Kara slowly slides back the door: Socrata lying in the bed. She is small. Kara sits at her mother's side, and Socrata tries to smile, speaking softly. "You came back." All around her on the bed are scrapbooks: pictures, essays, stories. "I can't believe you kept all this." That's all heaven really is. "Everything. Always." Kara turns the page, like a flower unfolding: her childish paintings of the Eye. Somewhere a door slams open, and the bugs inside are pretty lifelike, for the time being. "Momma. Something's about to happen. You know that thing that you were trying to prepare me for? I don't know if I can do it." The fact that you can admit it's coming, the fact that you're not ignoring the sound any more, means you can. Three talked to Cottle, made love with Caprica and Gaius, kidnapped a baby: all the time, she felt it coming. She dreamed of it, and she wanted it, and she pretended and she denied, but she heard the call all the same. End of line. "Oh, yes you can. You can." How can she be sure? "You're my daughter."
Socrata takes Kara Thrace's hand, weak and soft like paper in her daughter's strong hands. Spring returns to Sicily. The flowers unfold from the cold ground, and the sun shines down. Kara weeps, and holds her face against that hand, and somewhere a door flies open, wide. And the bugs stop jumping, as Socrata Thrace dies, with her daughter by her side. Kara cries. It's hard.

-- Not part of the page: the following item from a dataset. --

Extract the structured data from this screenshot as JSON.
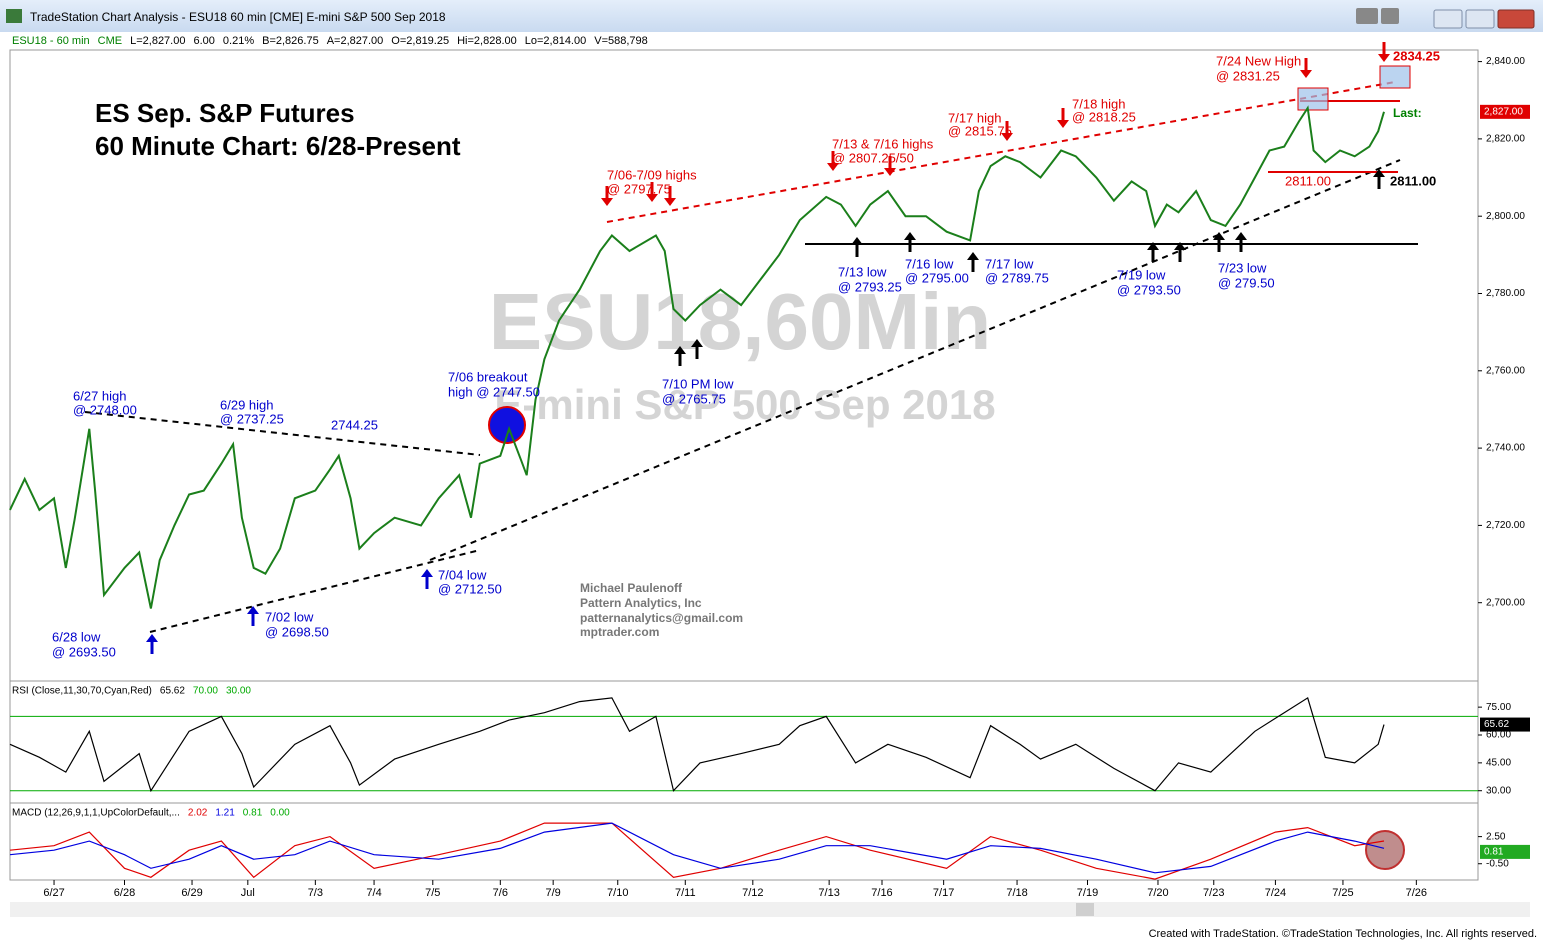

Leoben: "See, there's nothing so terrible about death. When you finally face it, it's beautiful. You're free now. To become who you really are." (Okay, no. Death is not beautiful. Her mother just died. I know this. It's also not always death, though, so I'll give him a bye for now.) On the threshold of revelation, coming faster and faster, heading for the asymptote, into the curve, always a pilot, always on a vector, with the whistling and the rain, sparks flying from her approaching dawn: "You're not Leoben."
"I never said I was."
"I'm here to prepare you to pass through the next door. To discover what hovers in the space between life and death." At the end of the line, where enjambment sings: zero's the number of the Fool, the shape of the storm. It's the beginning and the end, depending on where you start counting. It goes around and around. This Leoben's just another messenger. Like any other Leoben, like anybody else at all. God has to wear masks because you're not prepared for a faceful of infinity, but that's not the secret. The secret is: how many masks.